TTAB Turns Deaf Ear to Bose Corp.'s Petition for Cancellation of "ELECTRONIC LIFESTYLES" Registrations
Although the TTAB found similarities in the marks and overlapping channels of trade, and despite the strength of Bose Corporation's registered mark LIFESTYLES for audio speakers and music systems, the differences in the involved goods and services led the Board to dismiss a petition for cancellation aimed at four registrations for the mark ELECTRONIC LIFESTYLES -- for publications, consulting services, educational services, and trade show services, all relating to electronics. Applicant CEDIA hit a grand slam by winning on four issues: abandonment, fraud, likelihood of confusion, and laches. Bose Corp. v. Custom Electronic Design & Installation Ass'n, Cancellation No. 92042327 (April 30, 2007) [not precedential].

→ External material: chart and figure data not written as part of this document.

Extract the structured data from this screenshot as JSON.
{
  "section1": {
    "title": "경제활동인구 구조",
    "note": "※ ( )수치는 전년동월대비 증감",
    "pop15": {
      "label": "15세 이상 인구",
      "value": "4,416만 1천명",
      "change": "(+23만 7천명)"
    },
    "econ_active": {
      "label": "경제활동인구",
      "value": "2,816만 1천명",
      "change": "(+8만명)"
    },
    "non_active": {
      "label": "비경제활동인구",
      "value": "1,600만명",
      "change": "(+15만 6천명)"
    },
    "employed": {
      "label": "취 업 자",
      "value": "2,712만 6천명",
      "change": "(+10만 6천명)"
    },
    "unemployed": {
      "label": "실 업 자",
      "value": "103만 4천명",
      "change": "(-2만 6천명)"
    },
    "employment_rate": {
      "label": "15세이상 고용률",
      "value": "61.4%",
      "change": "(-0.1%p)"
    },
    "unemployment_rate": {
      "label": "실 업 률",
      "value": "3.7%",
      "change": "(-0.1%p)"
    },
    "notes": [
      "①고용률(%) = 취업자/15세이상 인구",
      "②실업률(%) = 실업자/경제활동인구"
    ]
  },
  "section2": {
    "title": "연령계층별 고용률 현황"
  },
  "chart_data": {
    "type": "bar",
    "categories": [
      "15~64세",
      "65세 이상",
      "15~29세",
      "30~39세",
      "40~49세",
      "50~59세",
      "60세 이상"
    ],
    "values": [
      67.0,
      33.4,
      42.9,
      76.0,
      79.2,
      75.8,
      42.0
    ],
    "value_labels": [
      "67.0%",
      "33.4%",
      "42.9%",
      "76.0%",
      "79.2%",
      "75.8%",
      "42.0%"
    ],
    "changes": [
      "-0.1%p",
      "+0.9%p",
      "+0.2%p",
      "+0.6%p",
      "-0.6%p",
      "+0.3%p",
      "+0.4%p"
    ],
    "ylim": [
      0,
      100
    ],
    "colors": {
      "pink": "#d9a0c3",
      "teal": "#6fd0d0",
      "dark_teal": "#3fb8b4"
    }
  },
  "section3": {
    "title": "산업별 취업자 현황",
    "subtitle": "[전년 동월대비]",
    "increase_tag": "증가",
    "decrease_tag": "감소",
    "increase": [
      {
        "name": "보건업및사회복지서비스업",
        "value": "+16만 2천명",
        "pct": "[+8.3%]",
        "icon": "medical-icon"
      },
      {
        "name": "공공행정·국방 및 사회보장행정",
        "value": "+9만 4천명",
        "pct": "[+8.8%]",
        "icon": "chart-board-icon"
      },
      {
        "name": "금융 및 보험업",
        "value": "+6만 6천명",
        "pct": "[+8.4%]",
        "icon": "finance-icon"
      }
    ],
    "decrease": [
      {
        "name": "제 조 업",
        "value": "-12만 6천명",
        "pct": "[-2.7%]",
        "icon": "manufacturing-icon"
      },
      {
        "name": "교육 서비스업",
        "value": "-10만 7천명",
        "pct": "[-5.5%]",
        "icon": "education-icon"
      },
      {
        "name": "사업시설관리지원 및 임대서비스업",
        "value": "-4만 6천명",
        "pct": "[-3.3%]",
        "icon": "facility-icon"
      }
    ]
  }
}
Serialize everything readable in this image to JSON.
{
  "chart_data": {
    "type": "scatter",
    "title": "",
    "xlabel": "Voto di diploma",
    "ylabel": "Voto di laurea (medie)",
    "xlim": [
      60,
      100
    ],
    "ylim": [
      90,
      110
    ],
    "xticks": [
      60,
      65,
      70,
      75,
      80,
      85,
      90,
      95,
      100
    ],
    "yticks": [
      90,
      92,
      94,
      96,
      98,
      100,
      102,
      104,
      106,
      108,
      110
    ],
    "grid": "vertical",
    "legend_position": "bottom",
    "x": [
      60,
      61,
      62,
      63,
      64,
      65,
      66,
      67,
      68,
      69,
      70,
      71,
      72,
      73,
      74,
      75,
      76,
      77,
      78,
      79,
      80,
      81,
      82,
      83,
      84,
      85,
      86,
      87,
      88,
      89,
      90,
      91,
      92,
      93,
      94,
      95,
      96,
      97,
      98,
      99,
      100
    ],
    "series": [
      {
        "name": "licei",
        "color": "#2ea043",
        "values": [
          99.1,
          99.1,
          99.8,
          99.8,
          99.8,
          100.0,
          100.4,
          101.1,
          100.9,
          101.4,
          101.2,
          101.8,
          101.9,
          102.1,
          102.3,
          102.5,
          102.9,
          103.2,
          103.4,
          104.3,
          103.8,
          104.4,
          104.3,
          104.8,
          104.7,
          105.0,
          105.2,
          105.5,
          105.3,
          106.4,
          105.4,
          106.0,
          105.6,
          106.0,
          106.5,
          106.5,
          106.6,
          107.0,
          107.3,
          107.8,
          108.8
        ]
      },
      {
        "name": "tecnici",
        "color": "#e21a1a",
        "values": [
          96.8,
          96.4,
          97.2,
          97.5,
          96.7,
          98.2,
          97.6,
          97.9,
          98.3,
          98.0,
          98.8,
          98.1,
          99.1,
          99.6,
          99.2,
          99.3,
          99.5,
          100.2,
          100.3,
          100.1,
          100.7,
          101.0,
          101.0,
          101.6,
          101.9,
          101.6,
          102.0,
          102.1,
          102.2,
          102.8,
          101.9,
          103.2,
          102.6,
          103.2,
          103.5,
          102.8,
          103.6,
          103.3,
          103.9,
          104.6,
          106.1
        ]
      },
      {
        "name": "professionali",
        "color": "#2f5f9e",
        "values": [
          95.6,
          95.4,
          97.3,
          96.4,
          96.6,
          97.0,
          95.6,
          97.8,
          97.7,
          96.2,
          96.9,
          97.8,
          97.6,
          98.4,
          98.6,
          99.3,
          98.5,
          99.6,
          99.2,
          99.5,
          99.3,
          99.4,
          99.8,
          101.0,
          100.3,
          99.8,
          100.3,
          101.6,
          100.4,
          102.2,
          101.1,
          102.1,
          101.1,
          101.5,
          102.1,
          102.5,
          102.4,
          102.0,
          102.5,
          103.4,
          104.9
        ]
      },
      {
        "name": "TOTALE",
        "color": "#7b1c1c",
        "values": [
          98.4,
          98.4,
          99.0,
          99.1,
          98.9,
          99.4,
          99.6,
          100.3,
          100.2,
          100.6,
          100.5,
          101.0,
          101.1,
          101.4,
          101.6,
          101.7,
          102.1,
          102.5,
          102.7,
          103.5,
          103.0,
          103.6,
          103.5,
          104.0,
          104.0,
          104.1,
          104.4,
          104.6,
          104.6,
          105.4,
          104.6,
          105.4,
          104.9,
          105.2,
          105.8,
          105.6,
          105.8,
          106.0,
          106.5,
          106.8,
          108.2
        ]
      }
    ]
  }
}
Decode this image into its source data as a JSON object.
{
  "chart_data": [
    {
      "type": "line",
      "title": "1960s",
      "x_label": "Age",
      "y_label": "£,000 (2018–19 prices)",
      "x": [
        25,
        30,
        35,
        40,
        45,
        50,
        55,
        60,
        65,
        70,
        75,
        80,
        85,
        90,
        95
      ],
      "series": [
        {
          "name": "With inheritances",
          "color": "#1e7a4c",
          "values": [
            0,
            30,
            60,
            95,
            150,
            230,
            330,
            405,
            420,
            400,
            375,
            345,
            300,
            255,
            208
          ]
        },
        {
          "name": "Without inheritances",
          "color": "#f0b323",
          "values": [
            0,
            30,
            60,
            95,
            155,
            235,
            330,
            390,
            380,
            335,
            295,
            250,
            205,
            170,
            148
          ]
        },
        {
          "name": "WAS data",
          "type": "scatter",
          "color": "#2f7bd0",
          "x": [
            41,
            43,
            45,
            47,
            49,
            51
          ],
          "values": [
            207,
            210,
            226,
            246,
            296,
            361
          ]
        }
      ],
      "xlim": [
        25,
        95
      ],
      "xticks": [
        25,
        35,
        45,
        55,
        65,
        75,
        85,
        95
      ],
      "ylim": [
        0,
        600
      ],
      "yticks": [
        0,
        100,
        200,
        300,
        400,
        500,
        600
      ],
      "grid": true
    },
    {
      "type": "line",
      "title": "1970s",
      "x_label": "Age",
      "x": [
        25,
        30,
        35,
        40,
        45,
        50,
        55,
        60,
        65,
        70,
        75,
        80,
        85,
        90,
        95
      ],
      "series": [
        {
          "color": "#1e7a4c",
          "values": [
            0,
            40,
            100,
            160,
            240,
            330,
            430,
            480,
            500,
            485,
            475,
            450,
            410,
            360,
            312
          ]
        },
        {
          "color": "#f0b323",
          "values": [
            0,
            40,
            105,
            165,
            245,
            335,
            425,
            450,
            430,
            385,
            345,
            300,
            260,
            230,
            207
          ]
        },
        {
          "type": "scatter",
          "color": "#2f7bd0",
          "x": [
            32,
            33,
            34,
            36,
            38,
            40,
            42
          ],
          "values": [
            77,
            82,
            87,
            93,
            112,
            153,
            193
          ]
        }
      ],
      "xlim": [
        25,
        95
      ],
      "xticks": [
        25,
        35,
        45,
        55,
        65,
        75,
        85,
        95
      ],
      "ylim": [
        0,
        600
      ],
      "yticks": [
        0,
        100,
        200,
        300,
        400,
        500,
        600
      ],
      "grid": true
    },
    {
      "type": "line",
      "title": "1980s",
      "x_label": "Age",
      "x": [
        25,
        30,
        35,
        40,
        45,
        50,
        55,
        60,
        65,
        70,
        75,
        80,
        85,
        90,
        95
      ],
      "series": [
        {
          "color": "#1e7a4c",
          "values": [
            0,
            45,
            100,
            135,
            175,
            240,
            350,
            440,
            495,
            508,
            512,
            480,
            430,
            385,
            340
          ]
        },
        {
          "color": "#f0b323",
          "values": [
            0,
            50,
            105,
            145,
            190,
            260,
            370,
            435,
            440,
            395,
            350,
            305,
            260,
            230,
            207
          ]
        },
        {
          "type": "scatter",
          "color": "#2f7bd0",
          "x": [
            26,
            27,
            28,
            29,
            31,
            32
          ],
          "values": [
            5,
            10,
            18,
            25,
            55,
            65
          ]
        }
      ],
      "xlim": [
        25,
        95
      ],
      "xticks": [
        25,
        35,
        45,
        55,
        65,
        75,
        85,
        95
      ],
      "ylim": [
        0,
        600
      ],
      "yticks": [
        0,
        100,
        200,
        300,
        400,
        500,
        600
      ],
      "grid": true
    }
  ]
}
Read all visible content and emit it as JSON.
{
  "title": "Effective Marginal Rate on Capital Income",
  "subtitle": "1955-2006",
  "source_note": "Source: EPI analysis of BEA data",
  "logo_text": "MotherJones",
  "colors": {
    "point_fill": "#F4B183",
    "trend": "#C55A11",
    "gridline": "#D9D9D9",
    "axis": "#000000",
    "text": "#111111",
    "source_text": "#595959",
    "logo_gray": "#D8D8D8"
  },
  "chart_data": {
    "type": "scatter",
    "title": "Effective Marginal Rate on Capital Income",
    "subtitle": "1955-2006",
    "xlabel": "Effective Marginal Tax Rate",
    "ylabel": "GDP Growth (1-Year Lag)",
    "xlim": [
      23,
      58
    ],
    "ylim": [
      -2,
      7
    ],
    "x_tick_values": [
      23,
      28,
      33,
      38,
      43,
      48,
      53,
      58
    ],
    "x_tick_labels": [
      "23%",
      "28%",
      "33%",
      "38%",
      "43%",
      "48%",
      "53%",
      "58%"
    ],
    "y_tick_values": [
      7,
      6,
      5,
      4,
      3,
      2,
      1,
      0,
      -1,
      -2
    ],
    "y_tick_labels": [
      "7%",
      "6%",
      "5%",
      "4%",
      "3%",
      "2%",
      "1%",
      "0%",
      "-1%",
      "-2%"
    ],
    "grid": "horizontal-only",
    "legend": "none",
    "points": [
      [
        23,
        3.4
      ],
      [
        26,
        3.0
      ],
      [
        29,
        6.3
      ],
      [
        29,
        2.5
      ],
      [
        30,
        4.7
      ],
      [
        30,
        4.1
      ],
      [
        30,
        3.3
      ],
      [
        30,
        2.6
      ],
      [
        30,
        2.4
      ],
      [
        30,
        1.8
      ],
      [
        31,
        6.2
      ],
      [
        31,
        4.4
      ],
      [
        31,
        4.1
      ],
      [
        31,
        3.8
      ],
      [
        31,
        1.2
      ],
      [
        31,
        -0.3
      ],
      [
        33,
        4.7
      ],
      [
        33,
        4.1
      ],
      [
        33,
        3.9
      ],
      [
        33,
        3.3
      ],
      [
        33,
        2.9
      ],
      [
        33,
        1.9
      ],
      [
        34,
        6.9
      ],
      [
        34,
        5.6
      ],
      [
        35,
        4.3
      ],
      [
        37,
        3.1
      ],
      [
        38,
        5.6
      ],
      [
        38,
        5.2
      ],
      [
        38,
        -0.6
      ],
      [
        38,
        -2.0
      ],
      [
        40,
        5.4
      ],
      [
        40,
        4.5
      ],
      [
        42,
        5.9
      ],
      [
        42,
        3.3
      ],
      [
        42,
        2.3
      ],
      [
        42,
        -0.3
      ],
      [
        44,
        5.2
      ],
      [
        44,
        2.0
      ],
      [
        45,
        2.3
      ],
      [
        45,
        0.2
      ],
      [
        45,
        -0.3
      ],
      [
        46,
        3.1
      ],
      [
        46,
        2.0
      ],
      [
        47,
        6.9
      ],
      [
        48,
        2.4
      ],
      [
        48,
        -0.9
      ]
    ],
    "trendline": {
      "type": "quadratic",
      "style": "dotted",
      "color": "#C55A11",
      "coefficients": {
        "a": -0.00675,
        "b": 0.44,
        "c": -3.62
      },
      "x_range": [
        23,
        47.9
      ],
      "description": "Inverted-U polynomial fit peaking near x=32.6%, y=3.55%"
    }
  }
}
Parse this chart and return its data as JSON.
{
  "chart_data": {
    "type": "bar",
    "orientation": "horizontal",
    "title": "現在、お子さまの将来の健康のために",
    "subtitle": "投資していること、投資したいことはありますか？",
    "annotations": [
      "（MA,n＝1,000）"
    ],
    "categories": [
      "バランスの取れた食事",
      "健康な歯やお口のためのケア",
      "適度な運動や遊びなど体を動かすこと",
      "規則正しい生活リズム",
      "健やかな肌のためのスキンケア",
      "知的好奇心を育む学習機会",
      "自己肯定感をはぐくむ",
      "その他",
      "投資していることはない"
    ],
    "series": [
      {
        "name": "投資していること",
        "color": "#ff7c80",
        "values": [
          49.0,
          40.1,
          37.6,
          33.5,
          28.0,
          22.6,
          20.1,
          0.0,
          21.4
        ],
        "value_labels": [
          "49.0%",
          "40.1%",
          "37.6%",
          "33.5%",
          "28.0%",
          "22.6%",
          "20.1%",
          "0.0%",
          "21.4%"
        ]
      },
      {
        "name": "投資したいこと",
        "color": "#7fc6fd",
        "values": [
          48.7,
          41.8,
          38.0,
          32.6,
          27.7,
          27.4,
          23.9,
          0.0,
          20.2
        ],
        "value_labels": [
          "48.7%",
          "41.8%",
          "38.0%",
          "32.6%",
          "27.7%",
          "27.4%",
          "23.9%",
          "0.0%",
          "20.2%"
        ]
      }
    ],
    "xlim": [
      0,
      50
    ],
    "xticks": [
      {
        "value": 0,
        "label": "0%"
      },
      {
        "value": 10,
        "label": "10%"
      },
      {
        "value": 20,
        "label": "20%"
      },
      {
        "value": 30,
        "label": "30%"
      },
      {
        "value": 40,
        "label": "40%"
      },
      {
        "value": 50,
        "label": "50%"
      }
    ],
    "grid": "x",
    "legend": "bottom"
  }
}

Abandonment: Bose's abandonment claim was predicated on certain discovery responses of CEDIA, but the Board was unimpressed. It noted that "Petitioner mistakenly characterizes a response to an interrogatory as an admission," and it found CEDIA's document production adequate to show continuous use of the mark ELECTRONIC LIFESTYLES for all of the goods and services in the registrations.
Fraud: Bose's fraud claim likewise fell flat. Bose asserted, based on one interrogatory response, that CEDIA committed fraud when it filed its applications and one one of its Declarations of Use. The Board, however, found Bose's evidence "nowhere near sufficient to prove fraud." "Fraud must be proven to the hilt and reliance on this single interrogatory response, in particular given the objections and no follow up inquiry or motion to compel, is quite misplaced."
Likelihood of Confusion: Bose's Section 2(d) claims applied to only three of CEDIA's registrations, since the registration for publications was already five-years old. In a nutshell, the Board found that "petitioner's loudspeakers and music systems and respondent's trade show, educational, and technical advice services are too dissimilar for source confusion to result." Noting the sophistication of the consumers involved and the lack of actual confusion over eight years of contemporaneous use, it found Bose's "likelihood of confusion theory to be speculative and that the extent of potential confusion is de minimis at best."
Laches: For the sake of completeness, the Board considered CEDIA's affirmative defense of laches (applicable only to Bose's Section 2(d) claims). It calculated the length of the delay as approximately four years (from the date of the three service mark registrations to the filing of the petition for cancellation in 2003). Bose was "completely silent" as to the reasons for the delay, and therefore the Board found the delay to be "undue." Next, it ruled that CEDIA had been prejudiced by the delay because it "invested in and promoted its ELECTRONIC LIFESTYLES brand." Accordingly, laches was established. And in view of its finding of no likelihood of confusion, the Board unsurprisingly concluded that confusion was not "inevitable" and therefore that CEDIA's laches defense was valid.
Finally, the Board addressed CEDIA's affirmative defense that it is at least entitled to registration with the additional restriction that its goods and services "relate to or are in connection with" trade association activities for business specializing in designing and installing custom electronic systems. The Board stated in footnote 11: "If on appeal, the Board's decision is reversed as to the unrestricted identifications but affirmed as to the restricted identification, on remand the Board will amend the registrations to include the pleaded restriction."